The app features large, accessible buttons, full voice assistance, and a plug-and-play interface requiring zero technical setup. Directional context (left/ahead/right) is planned for future releases.

How we built it

CueMate is built entirely in Kotlin using modern Android development practices:

Camera Pipeline: CameraX captures live frames optimized for real-time processing at 12 FPS
Computer Vision: Google's MediaPipe Tasks Vision API runs face landmarking and gesture recognition entirely on-device
Custom Algorithms: We developed geometric analysis algorithms that calculate expression intensity (smile width, eye openness) and gesture classification based on hand landmark positions
Fusion Engine: A debouncing system aggregates raw detections to prevent flickering and ensure stable, reliable feedback
Accessibility Layer: Text-to-speech converts detections into natural spoken cues, with TalkBack-compliant UI navigation

The entire pipeline runs locally—no internet connection required, no data sent to the cloud.

Challenges we ran into

Gesture Ambiguity: Distinguishing between similar hand poses (like a sideways thumb vs. thumbs up). We're continuously refining threshold values based on real-world testing data.
Accessibility First Design: Building an interface that's truly usable without sight required extensive testing with TalkBack and rethinking every UI decision from a non-visual perspective.
Privacy Constraints: Committing to 100% offline processing meant we couldn't rely on cloud-based accuracy improvements. Every model and algorithm had to work flawlessly on-device.
MediaPipe Integration: Working with the new MediaPipe Tasks Vision API required debugging delegate fallbacks and ensuring graceful degradation when GPU acceleration wasn't available.

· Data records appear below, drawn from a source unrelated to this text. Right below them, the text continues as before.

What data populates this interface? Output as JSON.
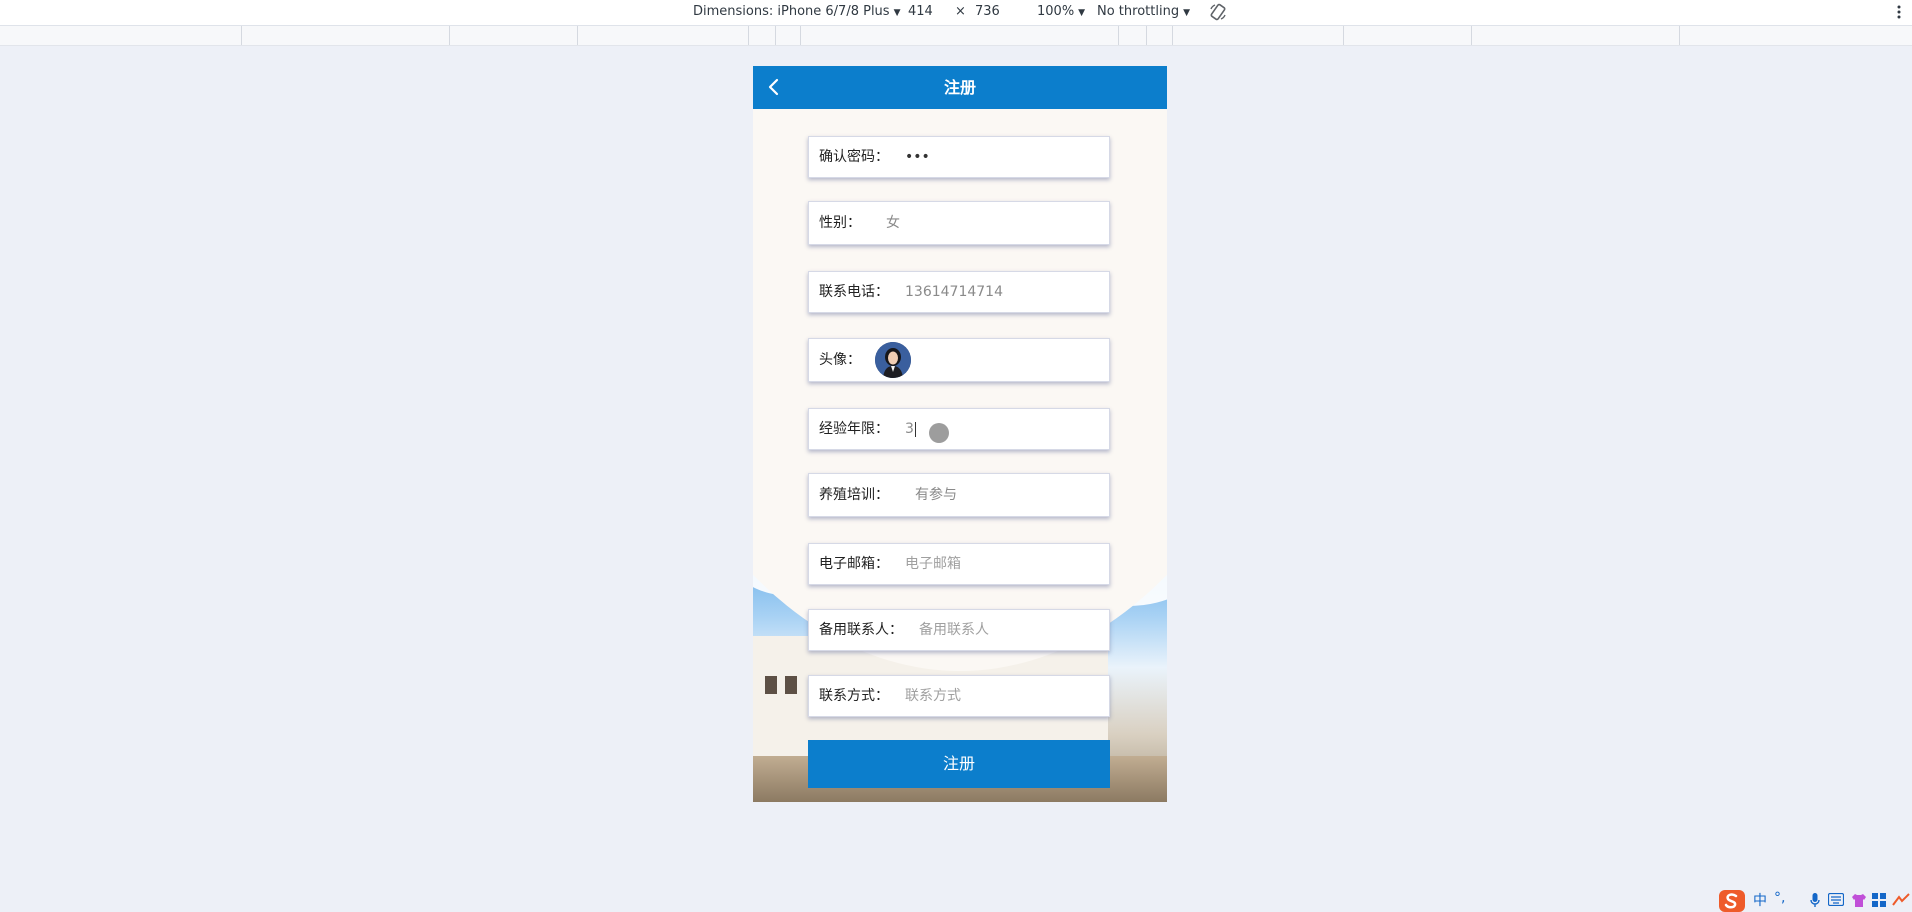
{
  "devtools": {
    "device_label": "Dimensions: iPhone 6/7/8 Plus",
    "width": "414",
    "times": "×",
    "height": "736",
    "zoom": "100%",
    "throttling": "No throttling",
    "caret": "▼"
  },
  "app": {
    "title": "注册",
    "fields": [
      {
        "label": "确认密码：",
        "value": "•••"
      },
      {
        "label": "性别：",
        "value": "女"
      },
      {
        "label": "联系电话：",
        "value": "13614714714"
      },
      {
        "label": "头像："
      },
      {
        "label": "经验年限：",
        "value": "3"
      },
      {
        "label": "养殖培训：",
        "value": "有参与"
      },
      {
        "label": "电子邮箱：",
        "placeholder": "电子邮箱"
      },
      {
        "label": "备用联系人：",
        "placeholder": "备用联系人"
      },
      {
        "label": "联系方式：",
        "placeholder": "联系方式"
      }
    ],
    "submit_label": "注册"
  },
  "tray": {
    "ime_lang": "中",
    "ime_punct": "°,"
  },
  "colors": {
    "primary": "#0c7ecc",
    "page_bg": "#edf0f7"
  }
}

Accomplishments that we're proud of

Zero-dependency privacy: Achieved complete offline functionality with no user data collection—protecting both the user and everyone they interact with
Accessible by design: Built a fully TalkBack-compliant interface with large buttons and voice guidance from day one, not as an afterthought
Real-time performance: Delivered sub-100ms inference latency on devices as old as API 28, making the feedback feel instantaneous
No specialized hardware: Proved that a smartphone camera + smart algorithms can deliver assistive technology that rivals expensive dedicated devices
Plug-and-play simplicity: Created an app that works immediately after installation—no calibration, no training, no configuration needed

What we learned

Accessibility isn't a feature—it's a foundation: Designing for visually impaired users from the start made the entire app more intuitive and robust for everyone.
On-device AI is powerful but demanding: Running computer vision models locally requires careful optimization, but the privacy and latency benefits are worth it.
Threshold tuning is an art: Gesture and expression detection isn't binary—it requires balancing sensitivity vs. false positives through extensive real-world testing.
The human element matters most: Technology is only as good as its impact on daily life. Every technical decision should serve the user's independence and dignity.
Smartphones are underutilized assistive devices: Billions of people already own powerful sensors and processors in their pockets—we just need to build the right software to unlock their potential.

What's next for CueMate

Directional awareness: Adding left/center/right context to help users locate where people and gestures are positioned
Expanded gesture library: Adding pointing, handshake reaches, and culturally-specific gestures
More facial expressions: Detecting frowning, confusion, happiness variations, and emotional intensity levels
Multi-person tracking: Distinguishing between multiple people in the frame and tracking individual interactions
Scene understanding: Detecting environmental context (indoor/outdoor, crowded/quiet spaces) to adapt feedback sensitivity
Wearable integration: Optional Bluetooth earbud support for truly hands-free operation while keeping processing on the phone
Community-driven thresholds: Allowing users to customize sensitivity settings based on their personal preferences and environments
Open-source release: Sharing our implementation to help other developers build accessible, privacy-first computer vision applications

CueMate proves that assistive technology doesn't need to be expensive, invasive, or complicated—it just needs to be built with empathy and the right tools.